В-шестых, и это, наверное, наиболее очевидное и банальное, президент не коснулся ни одного существенного момента, который можно было бы отметить в нынешней довольно сложной для власти ситуации: он не сказал ни слова относительно эффективности использования пенсионных средств, ограничившись утверждением, что россияне сегодня платят пенсии не себе, а своим родителям; не обратился к вопросу о «замораживании» накопительной части пенсии, которое продолжается уже пятый год; никак не соотнес происходящее с мировым опытом. Более того, В. Путин, привычно «вытерев ноги» о 1990-е годы и заявив, что «демографический провал конца 1990-х оказался сопоставим с 1943-м и 1944-м военными годами», не остановился на демографических достижениях 2000-х, которые, следует отдать ему должное, весьма существенны: среднегодовое число рождений в 2000-е годы было на 18% выше, чем в среднем в 1990-е, а в 2013-2015 гг. — на 48% выше. Между тем это означает, что сокращение отношения числа работающих к числу пенсионеров — явление волнообразное, и как раз после 2025 года маятник качнется в обратном направлении. И если президент столь внимательно наблюдает за колебаниями цены на нефть («а что если завтра цены на нефть и газ упадут, что вполне возможно и уже не раз было, что тогда?»), непонятно, почему он не задумывается о волнах рождаемости?

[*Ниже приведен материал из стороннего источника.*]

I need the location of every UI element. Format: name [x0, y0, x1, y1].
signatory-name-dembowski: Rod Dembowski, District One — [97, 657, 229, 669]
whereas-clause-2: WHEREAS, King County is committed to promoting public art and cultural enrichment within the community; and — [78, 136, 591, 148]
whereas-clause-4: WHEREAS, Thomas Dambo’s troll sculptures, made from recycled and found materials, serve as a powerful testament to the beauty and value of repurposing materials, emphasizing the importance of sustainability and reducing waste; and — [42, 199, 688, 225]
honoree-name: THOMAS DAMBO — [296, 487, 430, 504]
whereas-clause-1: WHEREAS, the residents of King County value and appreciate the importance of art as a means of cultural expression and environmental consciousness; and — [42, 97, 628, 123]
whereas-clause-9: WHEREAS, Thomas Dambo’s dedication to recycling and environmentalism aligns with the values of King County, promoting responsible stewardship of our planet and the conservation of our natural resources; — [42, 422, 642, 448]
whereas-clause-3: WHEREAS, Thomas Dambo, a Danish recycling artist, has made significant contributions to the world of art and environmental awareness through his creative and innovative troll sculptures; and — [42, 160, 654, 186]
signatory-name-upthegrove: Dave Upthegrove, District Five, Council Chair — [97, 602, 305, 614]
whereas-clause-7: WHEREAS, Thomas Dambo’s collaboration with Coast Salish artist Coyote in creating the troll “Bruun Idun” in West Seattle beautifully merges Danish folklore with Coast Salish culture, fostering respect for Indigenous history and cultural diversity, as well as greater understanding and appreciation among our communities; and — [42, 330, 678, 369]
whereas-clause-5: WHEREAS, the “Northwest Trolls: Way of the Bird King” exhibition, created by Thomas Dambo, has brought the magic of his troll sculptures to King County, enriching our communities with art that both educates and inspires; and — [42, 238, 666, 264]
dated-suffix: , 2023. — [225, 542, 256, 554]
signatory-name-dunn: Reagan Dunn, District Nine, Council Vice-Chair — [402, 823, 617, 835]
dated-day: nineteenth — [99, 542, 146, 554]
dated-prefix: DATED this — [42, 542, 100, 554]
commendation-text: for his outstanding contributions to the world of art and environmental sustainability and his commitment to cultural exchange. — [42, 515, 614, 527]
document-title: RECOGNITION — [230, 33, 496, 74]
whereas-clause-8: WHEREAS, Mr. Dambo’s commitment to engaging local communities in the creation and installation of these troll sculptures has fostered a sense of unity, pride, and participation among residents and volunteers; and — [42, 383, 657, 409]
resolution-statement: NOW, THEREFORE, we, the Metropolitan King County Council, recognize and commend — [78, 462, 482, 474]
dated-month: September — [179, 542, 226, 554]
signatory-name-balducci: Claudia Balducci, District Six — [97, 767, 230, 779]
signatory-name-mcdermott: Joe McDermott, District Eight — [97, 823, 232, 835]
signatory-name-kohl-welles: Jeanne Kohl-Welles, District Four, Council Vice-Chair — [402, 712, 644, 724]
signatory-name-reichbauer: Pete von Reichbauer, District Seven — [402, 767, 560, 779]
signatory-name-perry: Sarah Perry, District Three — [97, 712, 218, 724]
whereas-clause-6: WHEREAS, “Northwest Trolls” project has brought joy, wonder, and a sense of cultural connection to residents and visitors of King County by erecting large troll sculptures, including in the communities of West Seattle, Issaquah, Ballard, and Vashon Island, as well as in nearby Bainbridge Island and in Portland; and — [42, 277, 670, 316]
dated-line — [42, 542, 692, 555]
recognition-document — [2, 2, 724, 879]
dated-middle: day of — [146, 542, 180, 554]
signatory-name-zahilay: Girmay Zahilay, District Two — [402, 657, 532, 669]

В-седьмых, и это во многом вытекает из первого отмеченного нами обстоятельства, В. Путин анонсировал исключительно малозначительные послабления (возможность уйти на пенсию на полгода раньше в некоторых случаях; создать параллельную систему расчета пенсионного возраста на основе трудового стажа; увеличить максимальный (но не средний) размер пособия по безработице для граждан предпенсионного возраста до 11,3 тысяч рублей; обеспечить определенные льготы многодетным матерям и даже пожертвовать двумя днями общественно полезной деятельности граждан предпенсионного возраста в год на прохождение бесплатной диспансеризации), изменив из значимых идей лишь возраст выхода на пенсию женщин. Между тем именно это обстоятельство, которое было представлено провластными экспертами чуть ли не как революционное, ничего не меняет: повышение этого возраста с 60 до 63 лет должно было по первоначальному плану состояться между 2029 и 2034 годами, так что можно считать, что правительственная реформа на ближайшие десять лет была одобрена президентом в ее исконном виде, а риторика рассчитана… ну, скажем так, на очень уж невнимательных граждан.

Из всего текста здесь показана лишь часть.